Mum, you are breaking the cycle of abuse just because you are aware that it is possible, you are not ignorant of the situation, even if you feel stuck. You are making a difference because you want to be different. Recognise the power of awareness and be curious about the choices you have.  If you feel you do not have a choice and you are trapped in reactivity, lovingly take yourself to therapy and give yourself space to be heard and understood, so you can learn new ways to connect to your child.

One of these ways is to just give 15 mins a day to your child of your undivided attention. Young children do not have a sense of time. So giving them 15 minutes of child-led play, where they feel your presence without distraction is going to help you learn what your child needs and are going to fill their attention needs. Read a book, build a castle, play on the floor, let them lead, and let them choose. When you are ready, this time will naturally extend.  If you had a childhood where you felt unheard, neglected, or unimportant then speak to your child the way you wished you were spoken to then.  I believe that Motherhood can open a door where you can start to heal your own inner child, that is, the younger part of you that if not listened to, may sabotage your adult self because it has real fears about the world that were never heard.

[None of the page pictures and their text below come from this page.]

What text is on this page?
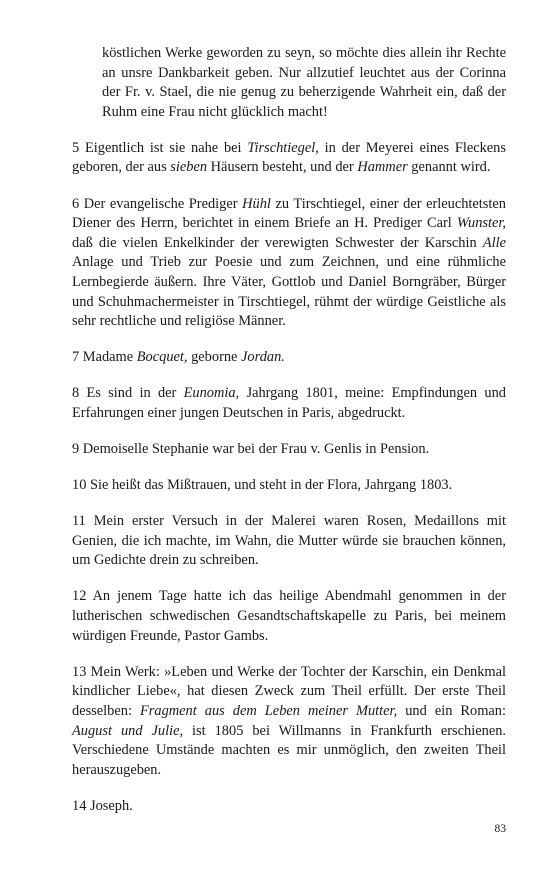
köstlichen Werke geworden zu seyn, so möchte dies allein ihr Rechte an unsre Dankbarkeit geben. Nur allzutief leuchtet aus der Corinna der Fr. v. Stael, die nie genug zu beherzigende Wahrheit ein, daß der Ruhm eine Frau nicht glücklich macht!

5 Eigentlich ist sie nahe bei Tirschtiegel, in der Meyerei eines Fleckens geboren, der aus sieben Häusern besteht, und der Hammer genannt wird.

6 Der evangelische Prediger Hühl zu Tirschtiegel, einer der erleuchtetsten Diener des Herrn, berichtet in einem Briefe an H. Prediger Carl Wunster, daß die vielen Enkelkinder der verewigten Schwester der Karschin Alle Anlage und Trieb zur Poesie und zum Zeichnen, und eine rühmliche Lernbegierde äußern. Ihre Väter, Gottlob und Daniel Borngräber, Bürger und Schuhmachermeister in Tirschtiegel, rühmt der würdige Geistliche als sehr rechtliche und religiöse Männer.

7 Madame Bocquet, geborne Jordan.

8 Es sind in der Eunomia, Jahrgang 1801, meine: Empfindungen und Erfahrungen einer jungen Deutschen in Paris, abgedruckt.

9 Demoiselle Stephanie war bei der Frau v. Genlis in Pension.

10 Sie heißt das Mißtrauen, und steht in der Flora, Jahrgang 1803.

11 Mein erster Versuch in der Malerei waren Rosen, Medaillons mit Genien, die ich machte, im Wahn, die Mutter würde sie brauchen können, um Gedichte drein zu schreiben.

12 An jenem Tage hatte ich das heilige Abendmahl genommen in der lutherischen schwedischen Gesandtschaftskapelle zu Paris, bei meinem würdigen Freunde, Pastor Gambs.

13 Mein Werk: »Leben und Werke der Tochter der Karschin, ein Denkmal kindlicher Liebe«, hat diesen Zweck zum Theil erfüllt. Der erste Theil desselben: Fragment aus dem Leben meiner Mutter, und ein Roman: August und Julie, ist 1805 bei Willmanns in Frankfurth erschienen. Verschiedene Umstände machten es mir unmöglich, den zweiten Theil herauszugeben.

14 Joseph.

83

It is like letting a child make your adult decisions for you.   By actively listening to your own neglected inner child it may resource you to understand your child’s needs from a connection space rather than feeling the need to control a little person’s behaviour.  You can undo the pain you felt for yourself by learning to attune to your child’s presence.  Children are mindful, they live in the moment. There is always a new moment, there is always a new place to start. It is not lost, there is always repair. We cannot find delight in every moment that Motherhood brings, it just is not sustainable. However, we can find more joy in the moments of connecting with our children.  Children are great teachers and often what they want to teach you, is that you are okay, you are enough.  If we listened to this more and less to the noise of society’s expectations and the criticism that goes into our thoughts we might be able to take a breath and recognise what an amazing job we are doing already.